One lone photo gazed down at him. His wife and young son. Taken away. Stolen from him. He gingerly took down the photo and cradled it as though it was a newborn child. He rubbed at his scar. The angry reminder of how he had tried to save them and failed. He had failed his family.
Something in him let go. Let go of the pain. Let go of the disbelief that it had happened. They were gone, and he would have to go on.

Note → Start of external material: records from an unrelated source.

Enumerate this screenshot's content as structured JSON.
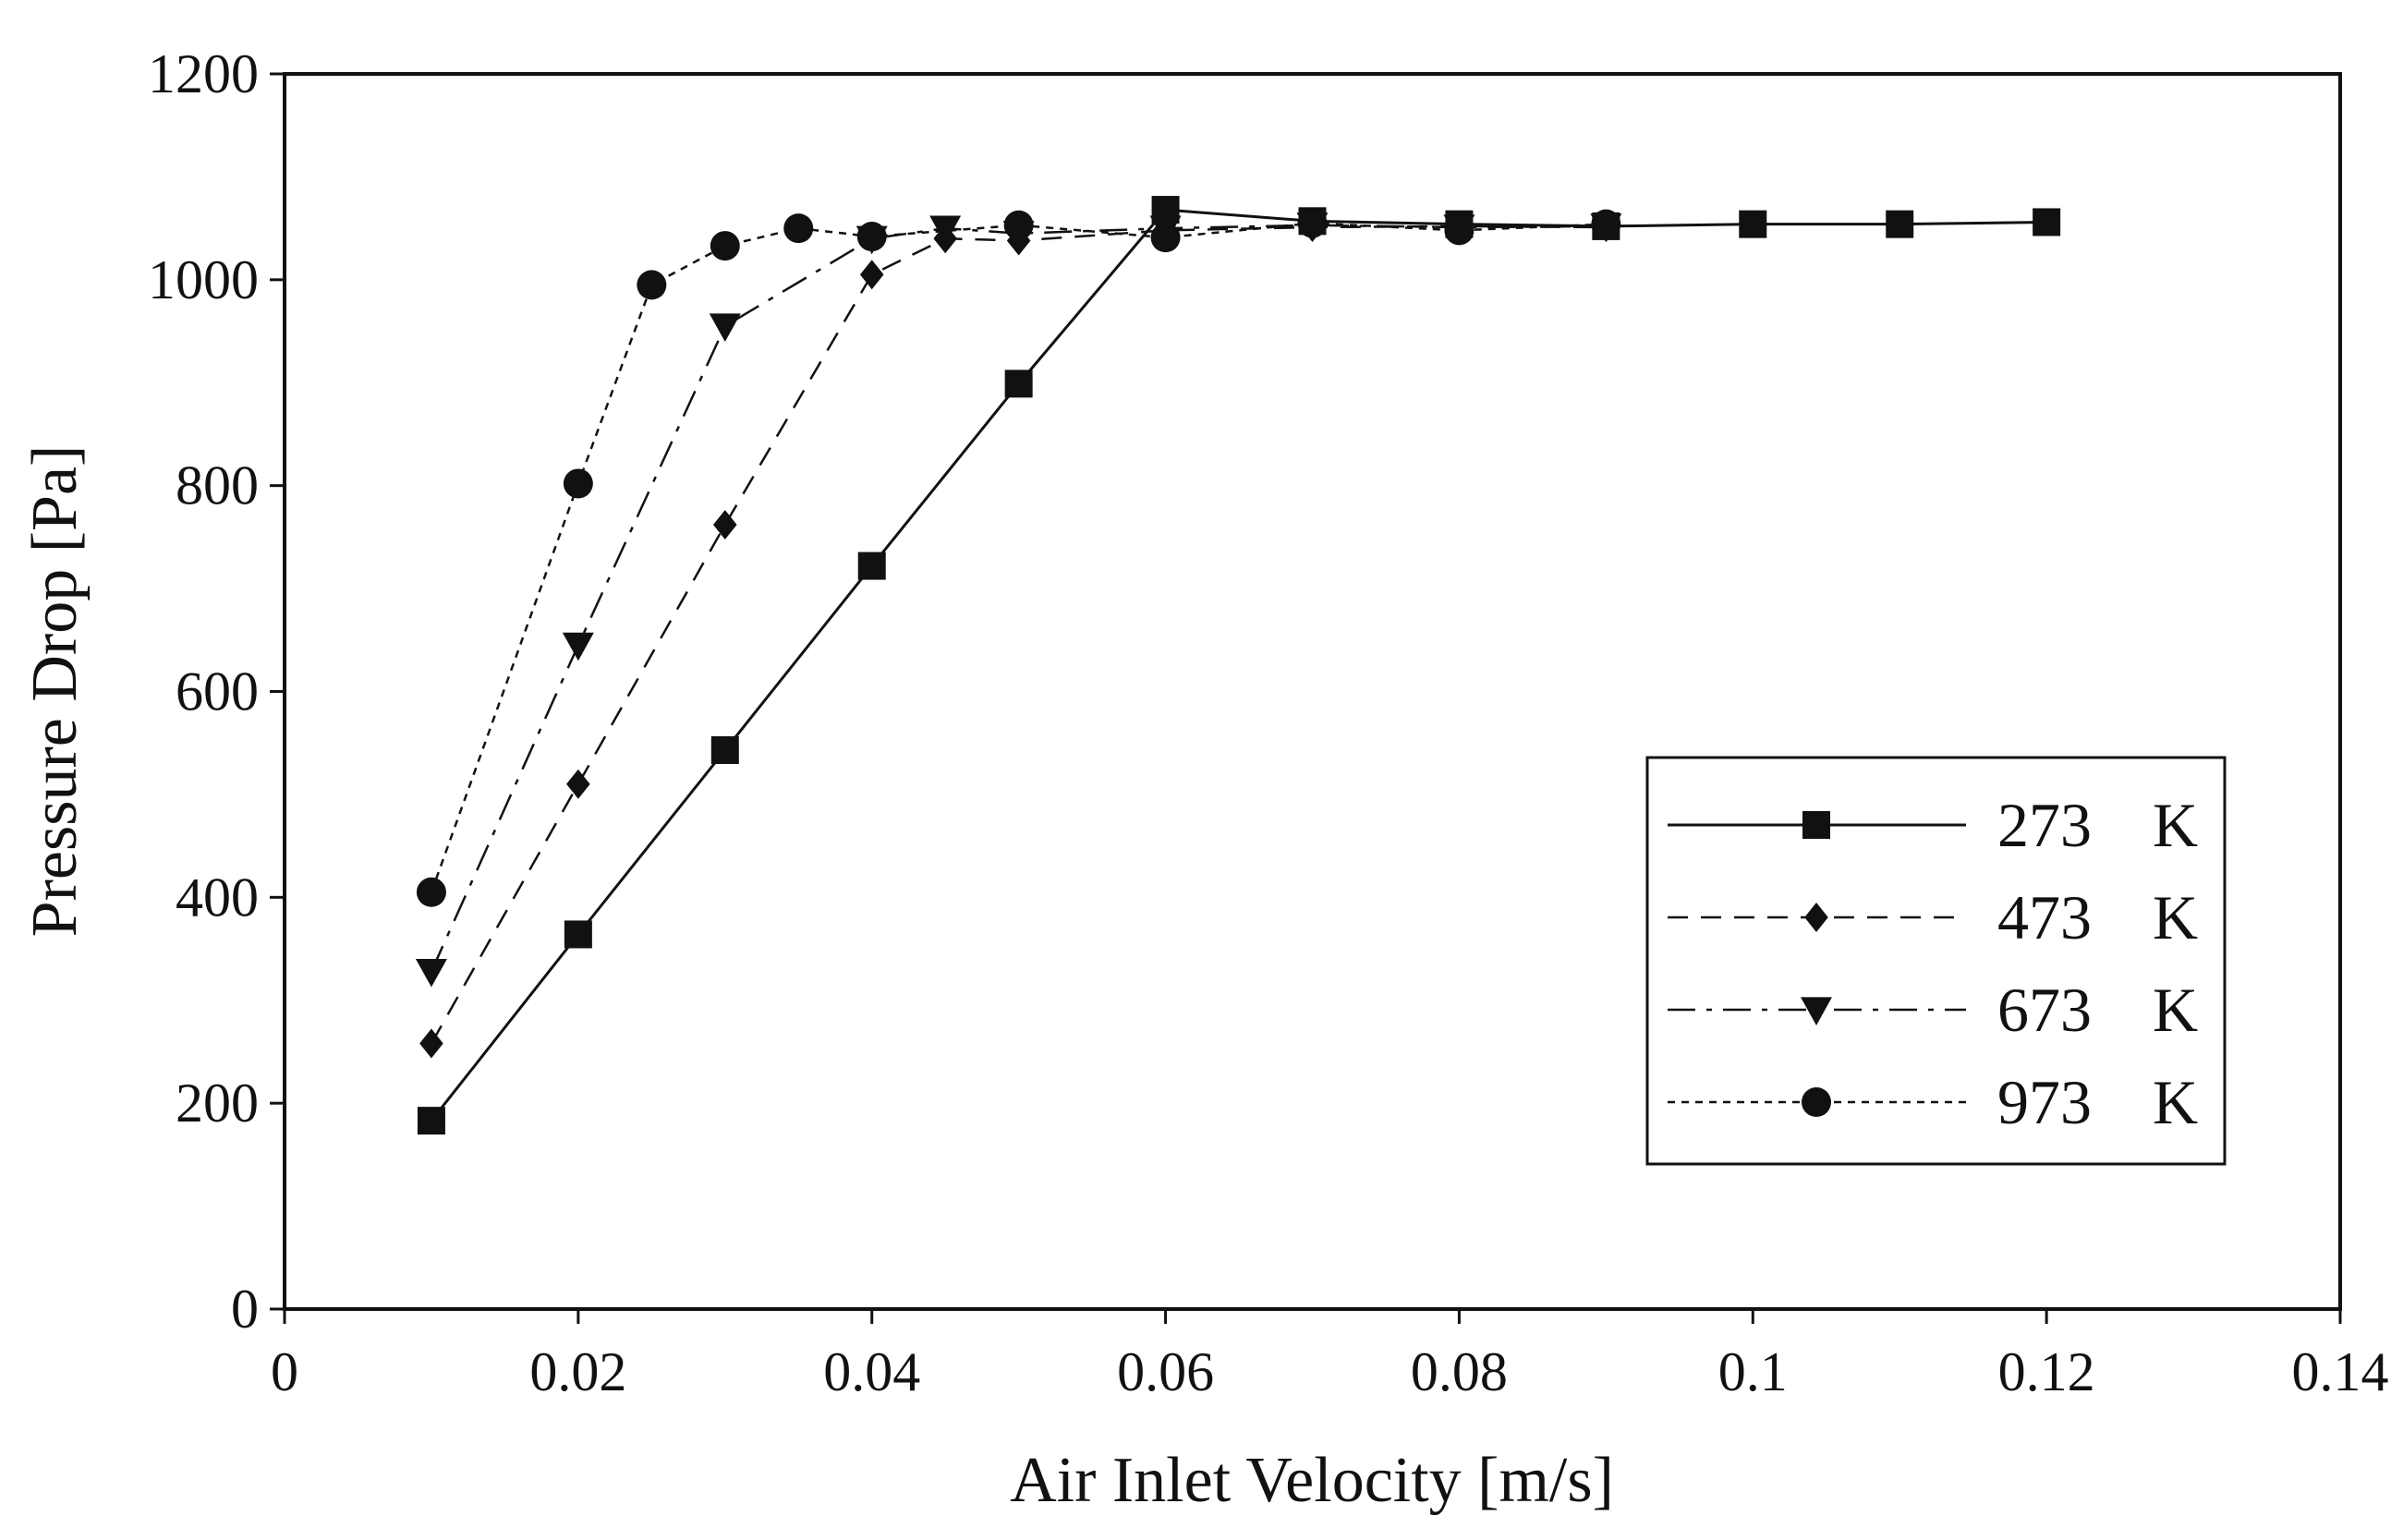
{
  "chart_data": {
    "type": "line",
    "title": "",
    "xlabel": "Air Inlet Velocity [m/s]",
    "ylabel": "Pressure Drop [Pa]",
    "xlim": [
      0,
      0.14
    ],
    "ylim": [
      0,
      1200
    ],
    "xticks": [
      0,
      0.02,
      0.04,
      0.06,
      0.08,
      0.1,
      0.12,
      0.14
    ],
    "xtick_labels": [
      "0",
      "0.02",
      "0.04",
      "0.06",
      "0.08",
      "0.1",
      "0.12",
      "0.14"
    ],
    "yticks": [
      0,
      200,
      400,
      600,
      800,
      1000,
      1200
    ],
    "ytick_labels": [
      "0",
      "200",
      "400",
      "600",
      "800",
      "1000",
      "1200"
    ],
    "grid": false,
    "legend_position": "right",
    "series": [
      {
        "name": "273 K",
        "temp": "273",
        "unit": "K",
        "marker": "square",
        "line": "solid",
        "x": [
          0.01,
          0.02,
          0.03,
          0.04,
          0.05,
          0.06,
          0.07,
          0.08,
          0.09,
          0.1,
          0.11,
          0.12
        ],
        "y": [
          183,
          364,
          543,
          722,
          899,
          1068,
          1057,
          1054,
          1052,
          1054,
          1054,
          1056
        ]
      },
      {
        "name": "473 K",
        "temp": "473",
        "unit": "K",
        "marker": "diamond",
        "line": "dashed",
        "x": [
          0.01,
          0.02,
          0.03,
          0.04,
          0.045,
          0.05,
          0.06,
          0.07,
          0.08,
          0.09
        ],
        "y": [
          258,
          510,
          762,
          1005,
          1040,
          1038,
          1048,
          1051,
          1052,
          1051
        ]
      },
      {
        "name": "673 K",
        "temp": "673",
        "unit": "K",
        "marker": "triangle-down",
        "line": "dashdot",
        "x": [
          0.01,
          0.02,
          0.03,
          0.04,
          0.045,
          0.05,
          0.06,
          0.07,
          0.08,
          0.09
        ],
        "y": [
          328,
          645,
          955,
          1040,
          1050,
          1045,
          1050,
          1053,
          1051,
          1052
        ]
      },
      {
        "name": "973 K",
        "temp": "973",
        "unit": "K",
        "marker": "circle",
        "line": "dotted",
        "x": [
          0.01,
          0.02,
          0.025,
          0.03,
          0.035,
          0.04,
          0.05,
          0.06,
          0.07,
          0.08,
          0.09
        ],
        "y": [
          405,
          802,
          995,
          1033,
          1050,
          1042,
          1053,
          1041,
          1055,
          1048,
          1054
        ]
      }
    ]
  }
}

A knock at the door. Hector turned in shock to look, as though he had been sucked through a portal from another land. A knock. No one ever came. No one ever knocked. Here. In the woods. He wiped his eyes with his dirty sleeves and opened the door slowly. Two children. One with freckles. One with soft brown eyes. “Mister angel,” Isabella said, “you forgot to take this with you.” She held out a ragged overcoat as if it was a royal robe. “Yah,” Timothy said. “You don’t want to be catching a cold.” “How did ya kids get up here?” Hector managed to squeak out. “We just followed you,” Timothy said. Isabella held out a bouquet of wildflowers. “These are for you, Mister angel.” Hector reached out for the flowers. “Thank ye, little missy.” “You are welcome,” Isabella responded in a sing-song voice, swaying back and forth with pride.
“Pa says that he would like it if you come and have lunch with us every Sunday,” Timothy announced. “He said that he would like to see an angel at his table regularly.”

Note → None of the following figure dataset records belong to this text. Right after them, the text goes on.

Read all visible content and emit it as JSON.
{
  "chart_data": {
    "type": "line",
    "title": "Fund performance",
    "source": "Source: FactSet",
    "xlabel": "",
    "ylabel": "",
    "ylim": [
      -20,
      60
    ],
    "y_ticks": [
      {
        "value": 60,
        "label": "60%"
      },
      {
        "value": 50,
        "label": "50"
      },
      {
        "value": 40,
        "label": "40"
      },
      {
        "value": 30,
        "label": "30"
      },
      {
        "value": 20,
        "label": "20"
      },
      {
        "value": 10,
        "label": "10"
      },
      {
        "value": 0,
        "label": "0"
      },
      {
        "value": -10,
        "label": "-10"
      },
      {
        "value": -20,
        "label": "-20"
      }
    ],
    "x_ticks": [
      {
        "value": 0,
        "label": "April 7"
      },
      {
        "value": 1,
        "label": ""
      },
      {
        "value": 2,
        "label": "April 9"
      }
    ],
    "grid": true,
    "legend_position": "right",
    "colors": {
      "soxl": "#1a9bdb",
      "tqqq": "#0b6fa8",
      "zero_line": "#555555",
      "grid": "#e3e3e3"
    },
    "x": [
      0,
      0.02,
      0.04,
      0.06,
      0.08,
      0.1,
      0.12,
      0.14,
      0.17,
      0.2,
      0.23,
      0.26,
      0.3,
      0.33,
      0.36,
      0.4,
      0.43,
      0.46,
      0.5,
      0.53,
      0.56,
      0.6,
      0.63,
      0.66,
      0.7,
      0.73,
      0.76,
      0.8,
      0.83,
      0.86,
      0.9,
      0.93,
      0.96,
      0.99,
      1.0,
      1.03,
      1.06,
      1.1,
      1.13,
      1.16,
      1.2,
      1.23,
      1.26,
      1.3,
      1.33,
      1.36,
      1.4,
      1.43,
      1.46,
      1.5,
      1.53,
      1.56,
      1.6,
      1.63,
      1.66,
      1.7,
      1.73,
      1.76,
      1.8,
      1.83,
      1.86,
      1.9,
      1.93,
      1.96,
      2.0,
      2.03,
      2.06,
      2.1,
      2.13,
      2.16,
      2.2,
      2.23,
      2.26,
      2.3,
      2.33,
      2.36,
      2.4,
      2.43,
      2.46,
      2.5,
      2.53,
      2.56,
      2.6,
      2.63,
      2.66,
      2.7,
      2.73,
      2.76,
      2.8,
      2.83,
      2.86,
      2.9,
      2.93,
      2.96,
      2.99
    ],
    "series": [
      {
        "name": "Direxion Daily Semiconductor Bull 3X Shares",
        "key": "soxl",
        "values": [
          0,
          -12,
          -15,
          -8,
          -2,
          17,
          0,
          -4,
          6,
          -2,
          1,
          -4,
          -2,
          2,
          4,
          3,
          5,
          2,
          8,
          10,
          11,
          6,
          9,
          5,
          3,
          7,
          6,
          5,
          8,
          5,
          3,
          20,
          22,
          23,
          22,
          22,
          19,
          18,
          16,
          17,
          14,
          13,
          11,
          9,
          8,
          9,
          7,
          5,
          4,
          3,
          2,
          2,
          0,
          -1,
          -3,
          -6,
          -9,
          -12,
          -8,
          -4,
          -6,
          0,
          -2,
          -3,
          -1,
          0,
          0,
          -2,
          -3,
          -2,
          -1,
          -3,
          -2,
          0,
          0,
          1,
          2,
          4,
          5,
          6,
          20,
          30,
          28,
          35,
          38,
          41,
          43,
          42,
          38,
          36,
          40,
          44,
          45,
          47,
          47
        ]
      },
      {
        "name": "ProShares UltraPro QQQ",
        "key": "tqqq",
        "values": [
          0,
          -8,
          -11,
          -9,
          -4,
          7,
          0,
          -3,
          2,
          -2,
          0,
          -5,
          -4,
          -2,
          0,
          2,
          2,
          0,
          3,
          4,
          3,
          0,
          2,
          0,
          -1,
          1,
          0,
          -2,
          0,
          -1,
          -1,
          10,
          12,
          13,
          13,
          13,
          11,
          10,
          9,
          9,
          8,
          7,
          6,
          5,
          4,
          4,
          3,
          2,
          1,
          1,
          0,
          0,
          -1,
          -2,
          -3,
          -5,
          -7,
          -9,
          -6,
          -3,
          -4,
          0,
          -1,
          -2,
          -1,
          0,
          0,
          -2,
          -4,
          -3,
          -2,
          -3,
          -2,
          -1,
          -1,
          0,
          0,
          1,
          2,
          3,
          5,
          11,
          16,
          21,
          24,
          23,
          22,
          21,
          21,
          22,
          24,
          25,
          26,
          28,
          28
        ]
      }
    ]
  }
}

“Yah, Mister angel,” Isabella exclaimed. “We all want you to come back.”
“And tomorrow is Sunday,” Timothy added, as though he was issuing a royal decree.
Hector stared at the floor. He looked around his cabin. “I don’t have nothin’ to bring to share with such fine folks.” “Just bring yourself,” Isabella said. “We got to get back home now,” Timothy said.
“See you tomorrow, Mister Hector.” The two of them waltzed out of his cabin, leaving the door wide open. He watched them skip down toward the trail.
Hector sat on his bed. It was all too much for one day. He looked over at the photo. The heaviness had lifted. Perhaps it was OK to move on. To say goodbye. To go on living.
Hector awoke the next morning. He had an invitation. His presence had been requested. Just maybe he would go. Maybe this would be a new start. He rustled through his drawer of odds and ends to find something he hadn’t used in a long time. There had been no need. A comb. He would comb his hair and go to lunch.